As noted by Tom's Guide, this is likely a product that will only appeal to those who play on their Nintendo Switch very regularly, or else enthusiastic videophiles who want to make sure they are getting the very best video quality they can. For the vast majority of people, it is just an expensive add-on that won't make any major difference to what you see on the television screen.

Nintendo Switch AC Adapter

We know what you're thinking! Of course, it's good to have a way to charge your Nintendo Switch – and your console will come with one of these already – but don't feel like you have to buy a specific Nintendo-branded adaptor if yours goes kaput.

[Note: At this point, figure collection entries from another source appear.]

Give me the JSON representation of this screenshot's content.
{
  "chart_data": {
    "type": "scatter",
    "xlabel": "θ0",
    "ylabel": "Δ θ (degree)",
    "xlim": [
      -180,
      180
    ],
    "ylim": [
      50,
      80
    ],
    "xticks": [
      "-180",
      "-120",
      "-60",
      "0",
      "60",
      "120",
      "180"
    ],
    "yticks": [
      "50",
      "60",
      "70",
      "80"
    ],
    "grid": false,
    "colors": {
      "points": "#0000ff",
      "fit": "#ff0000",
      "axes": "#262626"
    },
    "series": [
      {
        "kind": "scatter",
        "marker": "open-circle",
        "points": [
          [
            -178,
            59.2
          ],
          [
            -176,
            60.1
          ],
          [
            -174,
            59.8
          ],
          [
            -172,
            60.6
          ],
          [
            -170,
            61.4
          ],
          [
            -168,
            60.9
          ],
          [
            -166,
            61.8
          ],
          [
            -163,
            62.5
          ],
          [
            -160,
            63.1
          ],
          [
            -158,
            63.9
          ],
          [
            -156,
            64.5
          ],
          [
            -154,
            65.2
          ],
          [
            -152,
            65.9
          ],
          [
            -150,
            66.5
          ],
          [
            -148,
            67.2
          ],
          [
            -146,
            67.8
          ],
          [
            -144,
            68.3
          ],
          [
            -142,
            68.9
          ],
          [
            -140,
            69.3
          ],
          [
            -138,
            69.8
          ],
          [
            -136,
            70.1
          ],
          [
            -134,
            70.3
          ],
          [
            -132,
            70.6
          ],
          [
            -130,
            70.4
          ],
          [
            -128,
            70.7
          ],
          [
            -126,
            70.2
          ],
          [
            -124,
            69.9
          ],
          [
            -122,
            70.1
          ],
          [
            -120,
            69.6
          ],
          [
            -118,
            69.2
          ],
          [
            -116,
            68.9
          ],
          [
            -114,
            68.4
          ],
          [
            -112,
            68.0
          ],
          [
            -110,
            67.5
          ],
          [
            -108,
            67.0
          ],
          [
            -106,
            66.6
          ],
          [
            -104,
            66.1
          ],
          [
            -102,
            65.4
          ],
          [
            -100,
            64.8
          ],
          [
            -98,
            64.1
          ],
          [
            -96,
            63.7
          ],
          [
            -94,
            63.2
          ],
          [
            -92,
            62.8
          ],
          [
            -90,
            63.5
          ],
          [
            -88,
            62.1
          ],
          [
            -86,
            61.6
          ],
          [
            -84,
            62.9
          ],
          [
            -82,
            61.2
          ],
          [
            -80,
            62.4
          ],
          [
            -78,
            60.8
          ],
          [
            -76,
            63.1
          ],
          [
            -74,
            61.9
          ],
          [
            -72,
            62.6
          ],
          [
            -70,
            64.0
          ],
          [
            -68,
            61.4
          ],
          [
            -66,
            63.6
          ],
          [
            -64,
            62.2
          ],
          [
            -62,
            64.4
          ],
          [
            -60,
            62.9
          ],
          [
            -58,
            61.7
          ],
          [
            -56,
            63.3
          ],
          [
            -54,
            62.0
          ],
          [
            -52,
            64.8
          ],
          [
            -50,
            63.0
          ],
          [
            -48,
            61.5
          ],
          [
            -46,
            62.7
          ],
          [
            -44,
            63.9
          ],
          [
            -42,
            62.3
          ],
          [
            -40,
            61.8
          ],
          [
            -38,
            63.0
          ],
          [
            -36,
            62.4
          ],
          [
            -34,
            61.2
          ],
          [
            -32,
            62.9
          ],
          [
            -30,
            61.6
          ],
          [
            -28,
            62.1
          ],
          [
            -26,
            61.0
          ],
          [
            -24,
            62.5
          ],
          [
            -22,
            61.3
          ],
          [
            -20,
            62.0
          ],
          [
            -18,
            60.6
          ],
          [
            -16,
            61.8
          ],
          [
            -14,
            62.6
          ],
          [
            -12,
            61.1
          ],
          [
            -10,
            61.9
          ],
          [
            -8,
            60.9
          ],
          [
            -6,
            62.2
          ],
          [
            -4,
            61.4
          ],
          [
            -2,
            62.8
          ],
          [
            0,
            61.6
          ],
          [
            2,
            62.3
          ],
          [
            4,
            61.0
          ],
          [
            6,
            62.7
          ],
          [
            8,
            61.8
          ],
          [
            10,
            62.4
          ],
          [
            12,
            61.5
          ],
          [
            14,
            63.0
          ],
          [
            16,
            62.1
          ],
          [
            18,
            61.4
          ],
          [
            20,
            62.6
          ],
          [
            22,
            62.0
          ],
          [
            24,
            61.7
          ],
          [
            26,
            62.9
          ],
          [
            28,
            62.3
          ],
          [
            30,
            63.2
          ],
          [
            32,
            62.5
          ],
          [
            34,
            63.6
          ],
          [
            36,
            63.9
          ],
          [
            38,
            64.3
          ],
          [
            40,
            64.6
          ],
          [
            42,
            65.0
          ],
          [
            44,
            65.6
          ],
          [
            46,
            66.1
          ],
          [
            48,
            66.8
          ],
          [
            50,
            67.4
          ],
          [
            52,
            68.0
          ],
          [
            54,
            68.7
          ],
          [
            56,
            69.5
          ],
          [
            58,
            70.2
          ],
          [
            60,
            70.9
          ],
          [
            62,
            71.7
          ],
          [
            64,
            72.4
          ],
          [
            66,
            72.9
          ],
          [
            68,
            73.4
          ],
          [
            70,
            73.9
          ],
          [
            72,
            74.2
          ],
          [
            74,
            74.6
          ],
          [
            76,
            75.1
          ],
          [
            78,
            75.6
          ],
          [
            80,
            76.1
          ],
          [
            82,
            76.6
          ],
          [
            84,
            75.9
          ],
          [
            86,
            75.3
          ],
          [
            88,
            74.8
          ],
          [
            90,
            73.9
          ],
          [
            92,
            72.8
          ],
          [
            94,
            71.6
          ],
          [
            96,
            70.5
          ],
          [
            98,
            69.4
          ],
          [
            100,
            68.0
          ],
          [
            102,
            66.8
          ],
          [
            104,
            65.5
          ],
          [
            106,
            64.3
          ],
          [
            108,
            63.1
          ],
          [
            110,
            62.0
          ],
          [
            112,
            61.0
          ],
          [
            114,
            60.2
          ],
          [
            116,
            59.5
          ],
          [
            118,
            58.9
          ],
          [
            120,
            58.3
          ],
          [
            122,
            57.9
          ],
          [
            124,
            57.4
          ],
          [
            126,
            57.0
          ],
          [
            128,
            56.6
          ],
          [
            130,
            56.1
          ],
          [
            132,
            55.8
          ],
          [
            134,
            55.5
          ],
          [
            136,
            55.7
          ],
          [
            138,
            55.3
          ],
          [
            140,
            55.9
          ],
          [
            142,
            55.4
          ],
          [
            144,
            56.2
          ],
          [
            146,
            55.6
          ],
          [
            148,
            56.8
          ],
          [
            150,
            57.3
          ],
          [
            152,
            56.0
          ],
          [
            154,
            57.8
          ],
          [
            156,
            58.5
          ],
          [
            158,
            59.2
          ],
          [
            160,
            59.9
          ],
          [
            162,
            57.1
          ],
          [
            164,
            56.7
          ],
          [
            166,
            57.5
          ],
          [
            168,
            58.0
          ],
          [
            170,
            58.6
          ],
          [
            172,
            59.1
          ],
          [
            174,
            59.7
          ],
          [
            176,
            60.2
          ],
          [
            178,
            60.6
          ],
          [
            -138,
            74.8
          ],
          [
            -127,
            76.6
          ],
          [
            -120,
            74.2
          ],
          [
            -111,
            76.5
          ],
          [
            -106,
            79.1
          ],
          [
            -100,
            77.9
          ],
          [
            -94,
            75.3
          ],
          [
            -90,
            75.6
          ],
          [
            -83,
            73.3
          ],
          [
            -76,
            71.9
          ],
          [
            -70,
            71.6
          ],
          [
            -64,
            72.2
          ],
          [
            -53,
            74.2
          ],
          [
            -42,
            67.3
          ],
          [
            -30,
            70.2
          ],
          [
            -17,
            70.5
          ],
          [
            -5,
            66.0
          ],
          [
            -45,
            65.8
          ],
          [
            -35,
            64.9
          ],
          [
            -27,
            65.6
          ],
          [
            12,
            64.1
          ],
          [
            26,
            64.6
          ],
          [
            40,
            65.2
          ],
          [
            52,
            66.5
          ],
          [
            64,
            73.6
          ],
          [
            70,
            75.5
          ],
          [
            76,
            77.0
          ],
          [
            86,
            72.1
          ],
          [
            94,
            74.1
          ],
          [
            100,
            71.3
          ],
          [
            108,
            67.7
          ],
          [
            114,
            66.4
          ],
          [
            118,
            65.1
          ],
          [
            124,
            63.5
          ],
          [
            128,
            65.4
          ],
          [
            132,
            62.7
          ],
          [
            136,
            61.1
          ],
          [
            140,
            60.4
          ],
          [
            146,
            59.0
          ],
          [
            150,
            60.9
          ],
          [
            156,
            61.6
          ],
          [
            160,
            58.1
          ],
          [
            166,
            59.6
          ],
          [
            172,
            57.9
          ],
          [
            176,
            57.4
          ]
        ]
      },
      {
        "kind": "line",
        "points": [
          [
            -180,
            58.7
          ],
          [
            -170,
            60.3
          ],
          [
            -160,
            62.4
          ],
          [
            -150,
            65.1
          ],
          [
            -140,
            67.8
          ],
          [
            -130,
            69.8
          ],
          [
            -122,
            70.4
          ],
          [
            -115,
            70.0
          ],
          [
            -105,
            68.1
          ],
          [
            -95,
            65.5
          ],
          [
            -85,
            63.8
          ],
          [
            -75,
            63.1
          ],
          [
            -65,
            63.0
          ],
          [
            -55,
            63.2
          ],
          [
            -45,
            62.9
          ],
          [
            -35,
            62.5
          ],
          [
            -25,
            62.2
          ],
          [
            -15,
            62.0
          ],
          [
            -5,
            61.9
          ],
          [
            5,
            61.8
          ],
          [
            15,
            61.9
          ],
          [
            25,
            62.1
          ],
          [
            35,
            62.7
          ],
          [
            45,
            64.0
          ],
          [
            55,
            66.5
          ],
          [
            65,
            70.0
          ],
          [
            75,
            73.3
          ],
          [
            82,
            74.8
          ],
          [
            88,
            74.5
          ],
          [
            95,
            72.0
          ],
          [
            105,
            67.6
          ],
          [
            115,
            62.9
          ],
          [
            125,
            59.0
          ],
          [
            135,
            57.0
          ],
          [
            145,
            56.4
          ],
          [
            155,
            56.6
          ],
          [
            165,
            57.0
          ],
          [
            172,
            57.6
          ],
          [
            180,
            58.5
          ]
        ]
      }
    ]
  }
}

Unlike the Game Boys of old that required batteries, the Nintendo Switch has its own internal power source. Not only does it have far more capacity than AA batteries, it is also rechargeable and will charge while docked. With a battery life that Nintendo says can last around six hours, it means that players generally shouldn't have to worry about charging the console up that much—especially if they regularly play it on TV rather and only use handheld mode sparingly.

For those who prefer to frequently play the Nintendo Switch on the go, there is the official Nintendo Switch AC Adapter. Priced at $29.99, the adapter lets users charge up the console by plugging the power source directly into an outlet. The only problem is that this adapter is completely unnecessary. The console uses a USB-C port for charging, so any USB-C cable will work just fine to charge it.

How-To-Geek explains that, depending on the specifications of the cable being used and the power source, charging may be slower than the official method. However, the widespread availability of USB-C should mean everyone has a way of charging the Nintendo Switch portably without the need for the official adapter.

Poké Ball Plus

"Pokémon: Let's Go, Pikachu!" and "Pokémon: Let's Go, Eevee!" were the first two "Pokémon" games to release on the Nintendo Switch. At the same time, Nintendo launched the Poké Ball Plus controller to take advantage of the new motion controls in the games. Rather than use the Joy-Con to throw Poké Balls at the creatures to catch them, users could mimic Pokémon trainers by using this accessory. And while it is certainly an interesting idea and looks adorable, the execution isn't as great.

As noted by VG24/7, the Poké Ball Plus can only be used with a very select set of games, since it does not register as an actual Nintendo Switch controller. Apart from some added extra cosmetic and audio extras, the controller doesn't actually have any extra functionality over a standard Joy-Con. Nintendo Life also reported that the controller's design makes it easy to accidentally press directions on the thumbstick when trying to click it in. Even worse, the motion controls often have a delay and are not as accurate as players might like.

The accessory also has another use, though, as it can be used with "Pokémon GO" — players can collect resources and catch Pokémon by clicking on the Poké Ball Plus, all without having to whip out their phones. Of course, this arguably prevents you from actually playing the beloved mobile game and experiencing it in the way it was initially designed.